Are You Eligible for Health Insurance Savings Through Subsidies?
Some Marketplace shoppers may be eligible for subsidies that lower the cost of individual health insurance. You can find out if you’re eligible when you apply for coverage through the Marketplace. Subsidies include:
What Is the Best Health Insurance Network for You?
A health insurance plan’s network is the list of healthcare providers and facilities that have agreed to contract with the insurer. Networks are essential because they may affect which doctors, pharmacies, and hospitals you use and how much you pay for your care. The two most common network types are:
- Health Maintenance Organizations (HMOs): In 2022, 46% of Marketplace plans were HMOs. These plans generally limit coverage to in-network providers, except in emergencies.

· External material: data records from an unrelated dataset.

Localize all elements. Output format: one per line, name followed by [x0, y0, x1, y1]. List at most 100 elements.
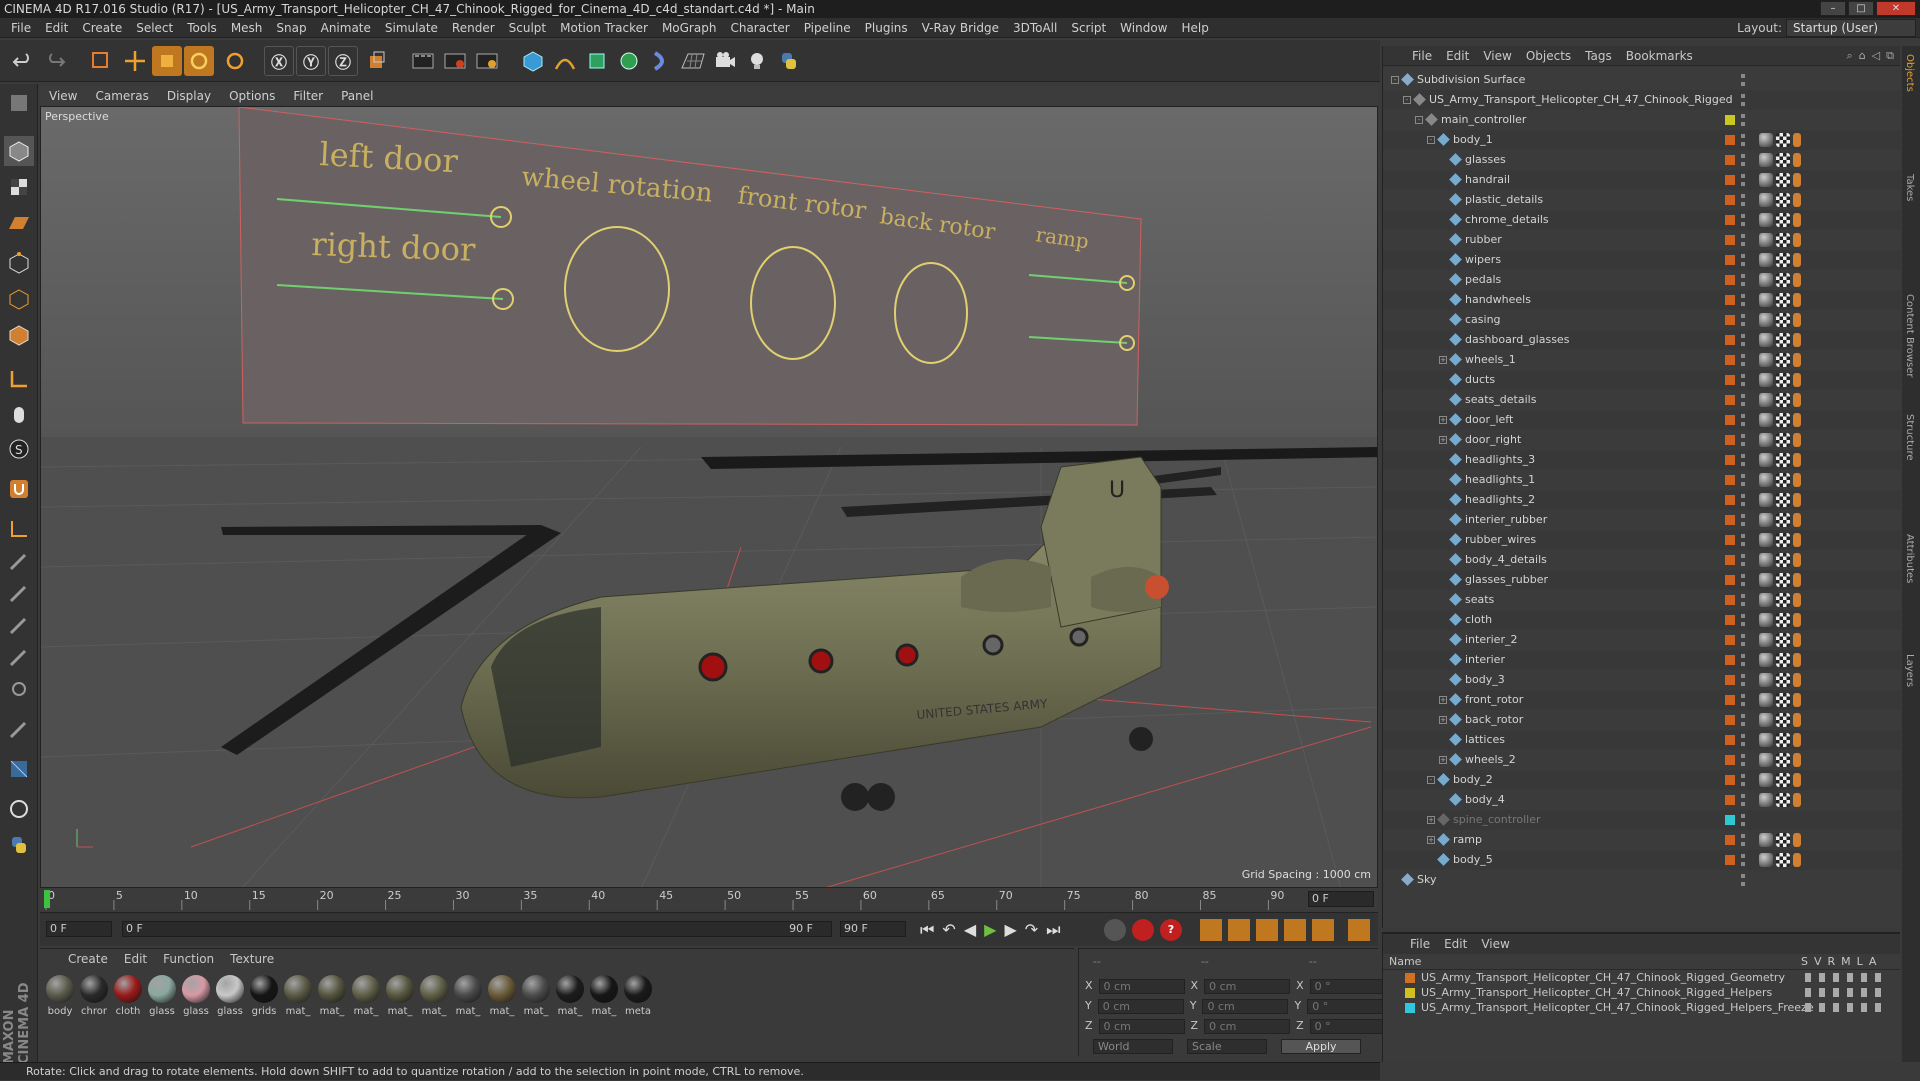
visibility-dots[interactable]	[1741, 394, 1745, 406]
constraint-tag-icon[interactable]	[1793, 153, 1801, 167]
render-settings-icon[interactable]	[472, 46, 502, 76]
layer-color-swatch[interactable]	[1725, 315, 1735, 325]
texture-tag-icon[interactable]	[1776, 793, 1790, 807]
material-item[interactable]: mat_	[452, 975, 484, 1017]
tree-row-interier-rubber[interactable]: interier_rubber	[1383, 510, 1901, 530]
tree-row-dashboard-glasses[interactable]: dashboard_glasses	[1383, 330, 1901, 350]
go-to-end-icon[interactable]: ⏭	[1046, 920, 1060, 940]
constraint-tag-icon[interactable]	[1793, 673, 1801, 687]
visibility-dots[interactable]	[1741, 814, 1745, 826]
visibility-dots[interactable]	[1741, 494, 1745, 506]
material-tag-icon[interactable]	[1759, 633, 1773, 647]
next-key-icon[interactable]: ↷	[1025, 920, 1038, 940]
material-tag-icon[interactable]	[1759, 613, 1773, 627]
texture-tag-icon[interactable]	[1776, 213, 1790, 227]
key-param-icon[interactable]	[1284, 919, 1306, 941]
search-icon[interactable]: ⌕	[1847, 49, 1853, 63]
visibility-dots[interactable]	[1741, 654, 1745, 666]
visibility-dots[interactable]	[1741, 594, 1745, 606]
menu-help[interactable]: Help	[1174, 21, 1215, 35]
menu-mograph[interactable]: MoGraph	[655, 21, 724, 35]
edges-mode-icon[interactable]	[4, 284, 34, 314]
points-mode-icon[interactable]	[4, 248, 34, 278]
expand-toggle-icon[interactable]: -	[1427, 776, 1435, 784]
tree-row-back-rotor[interactable]: + back_rotor	[1383, 710, 1901, 730]
tree-row-glasses[interactable]: glasses	[1383, 150, 1901, 170]
object-menu-edit[interactable]: Edit	[1439, 49, 1476, 63]
side-tab-attributes[interactable]: Attributes	[1904, 534, 1915, 583]
layer-color-swatch[interactable]	[1725, 795, 1735, 805]
expand-toggle-icon[interactable]: +	[1439, 756, 1447, 764]
layer-color-swatch[interactable]	[1725, 635, 1735, 645]
layer-row[interactable]: US_Army_Transport_Helicopter_CH_47_Chino…	[1383, 1000, 1900, 1015]
visibility-dots[interactable]	[1741, 94, 1745, 106]
key-pla-icon[interactable]	[1312, 919, 1334, 941]
constraint-tag-icon[interactable]	[1793, 713, 1801, 727]
material-tag-icon[interactable]	[1759, 413, 1773, 427]
floor-icon[interactable]	[678, 46, 708, 76]
magnet-icon[interactable]	[4, 474, 34, 504]
visibility-dots[interactable]	[1741, 314, 1745, 326]
layer-row[interactable]: US_Army_Transport_Helicopter_CH_47_Chino…	[1383, 970, 1900, 985]
tree-row-glasses-rubber[interactable]: glasses_rubber	[1383, 570, 1901, 590]
material-tag-icon[interactable]	[1759, 573, 1773, 587]
lock-icon[interactable]	[4, 754, 34, 784]
material-tag-icon[interactable]	[1759, 513, 1773, 527]
minimize-button[interactable]: –	[1820, 1, 1846, 16]
layer-color-swatch[interactable]	[1725, 655, 1735, 665]
tree-row-interier-2[interactable]: interier_2	[1383, 630, 1901, 650]
tree-row-casing[interactable]: casing	[1383, 310, 1901, 330]
expand-toggle-icon[interactable]: +	[1439, 716, 1447, 724]
pinch-icon[interactable]	[4, 674, 34, 704]
constraint-tag-icon[interactable]	[1793, 353, 1801, 367]
layer-color-swatch[interactable]	[1725, 455, 1735, 465]
material-item[interactable]: mat_	[520, 975, 552, 1017]
tree-row-body-4[interactable]: body_4	[1383, 790, 1901, 810]
expand-toggle-icon[interactable]: +	[1439, 416, 1447, 424]
autokey-icon[interactable]: ?	[1160, 919, 1182, 941]
texture-tag-icon[interactable]	[1776, 293, 1790, 307]
constraint-tag-icon[interactable]	[1793, 513, 1801, 527]
constraint-tag-icon[interactable]	[1793, 373, 1801, 387]
tree-row-subdivision-surface[interactable]: - Subdivision Surface	[1383, 70, 1901, 90]
size-z-field[interactable]: 0 cm	[1204, 1019, 1291, 1034]
constraint-tag-icon[interactable]	[1793, 693, 1801, 707]
visibility-dots[interactable]	[1741, 334, 1745, 346]
material-tag-icon[interactable]	[1759, 173, 1773, 187]
render-picture-viewer-icon[interactable]	[440, 46, 470, 76]
layer-color-swatch[interactable]	[1405, 988, 1415, 998]
layer-color-swatch[interactable]	[1725, 235, 1735, 245]
go-to-start-icon[interactable]: ⏮	[920, 920, 934, 940]
close-button[interactable]: ✕	[1876, 1, 1916, 16]
object-menu-bookmarks[interactable]: Bookmarks	[1619, 49, 1700, 63]
side-tab-objects[interactable]: Objects	[1904, 54, 1915, 92]
recent-tools-icon[interactable]	[220, 46, 250, 76]
visibility-dots[interactable]	[1741, 114, 1745, 126]
visibility-dots[interactable]	[1741, 154, 1745, 166]
texture-tag-icon[interactable]	[1776, 533, 1790, 547]
home-icon[interactable]: ⌂	[1859, 49, 1866, 63]
menu-sculpt[interactable]: Sculpt	[502, 21, 553, 35]
texture-tag-icon[interactable]	[1776, 133, 1790, 147]
texture-tag-icon[interactable]	[1776, 753, 1790, 767]
texture-tag-icon[interactable]	[1776, 553, 1790, 567]
texture-tag-icon[interactable]	[1776, 773, 1790, 787]
tree-row-body-2[interactable]: - body_2	[1383, 770, 1901, 790]
previous-key-icon[interactable]: ↶	[942, 920, 955, 940]
scale-dropdown[interactable]: Scale	[1187, 1039, 1267, 1054]
material-tag-icon[interactable]	[1759, 133, 1773, 147]
material-menu-function[interactable]: Function	[155, 952, 222, 966]
layer-color-swatch[interactable]	[1405, 973, 1415, 983]
visibility-dots[interactable]	[1741, 414, 1745, 426]
material-item[interactable]: grids	[248, 975, 280, 1017]
tree-row-main-controller[interactable]: - main_controller	[1383, 110, 1901, 130]
snap-icon[interactable]: S	[4, 434, 34, 464]
visibility-dots[interactable]	[1741, 234, 1745, 246]
menu-file[interactable]: File	[4, 21, 38, 35]
layer-row[interactable]: US_Army_Transport_Helicopter_CH_47_Chino…	[1383, 985, 1900, 1000]
viewport-menu-view[interactable]: View	[40, 89, 86, 103]
visibility-dots[interactable]	[1741, 574, 1745, 586]
key-position-icon[interactable]	[1200, 919, 1222, 941]
layer-color-swatch[interactable]	[1725, 355, 1735, 365]
tree-row-cloth[interactable]: cloth	[1383, 610, 1901, 630]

- Preferred Provider Organizations (PPOs): These plans typically cover both in-network and out-of-network care, which makes them popular with people who want more flexibility in their healthcare providers. However, seeing an in-network or preferred provider would cost significantly less than seeking out-of-network care.
Make Your Selection and Enroll
When you’re ready to start shopping for individual health insurance, visit the Marketplace or talk to a licensed health insurance agent for assistance. Remember that unless you are eligible for a Special Enrollment Period, you may need to wait for the annual Open Enrollment Period — however, there that period is currently active, running from November 1, 2022 to January 15, 2023. However, you may begin your research and get health insurance quotes any time of the year. Coverage changes made during the Open Enrollment Period take effect on January 1st of the following year if you enroll before December 15.